就冲他对她的礼貌,她也不会太过为难他,笑了笑,然后端起茶杯吹了吹杯子里的热茶,等到茶的温度适中时,缓慢地喝上一口,然后放下了茶杯看向神色一直酷酷的方遥然。
“既然你这么说,那我就开门见山,在我母亲面前散步那些谣言的人是不是你所授意的?”
方遥然也喝了口茶,早就料到她会问起此事,双眸斜睨了曾芷兰一眼回答道:“不错,是我干的。”
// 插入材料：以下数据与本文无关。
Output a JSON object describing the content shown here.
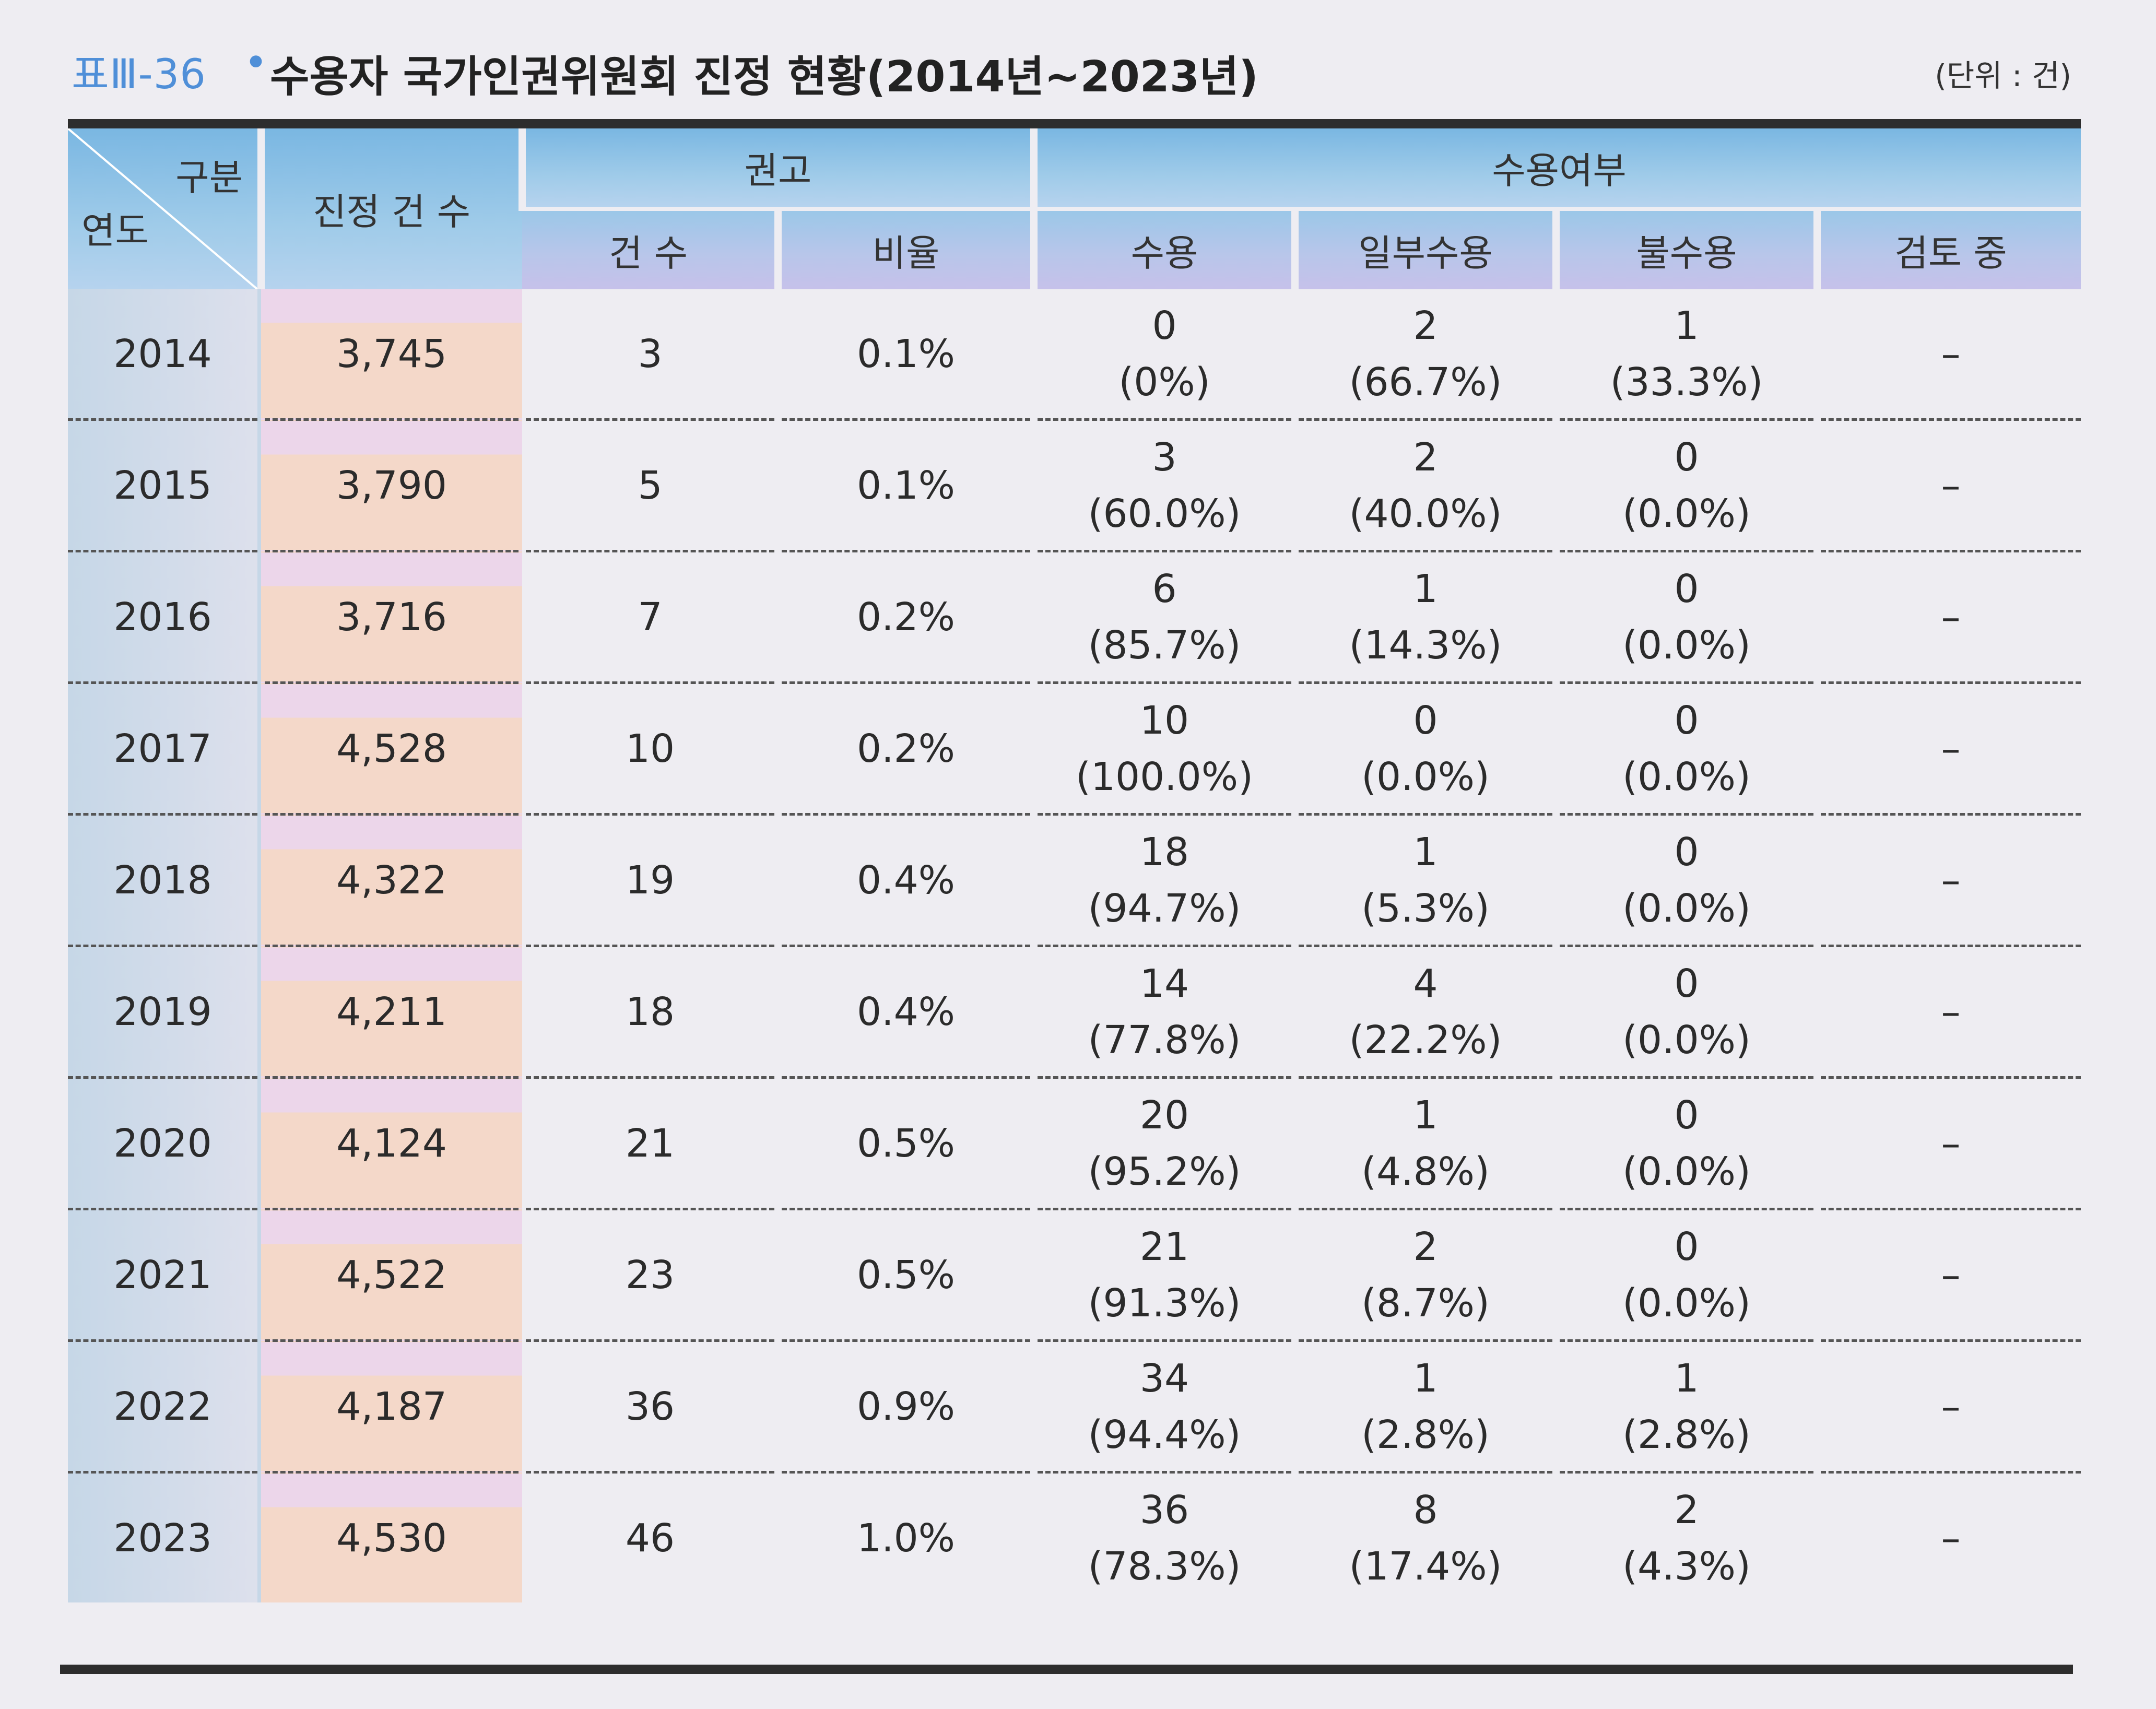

看着他毫无半点悔改之意,表情就和‘我今天吃了一块糖’一样的再平常不过,曾芷兰突然觉得,对于他这种人,是不能用对待寻常人的态度的。
方遥然这种人纯粹的我行我素,别人的眼光、想法对于他来说根本毫无作用,他做出来的事如果他自己觉得对,那就是有人拿枪指在他头上要他说‘我错了’,他也不会说。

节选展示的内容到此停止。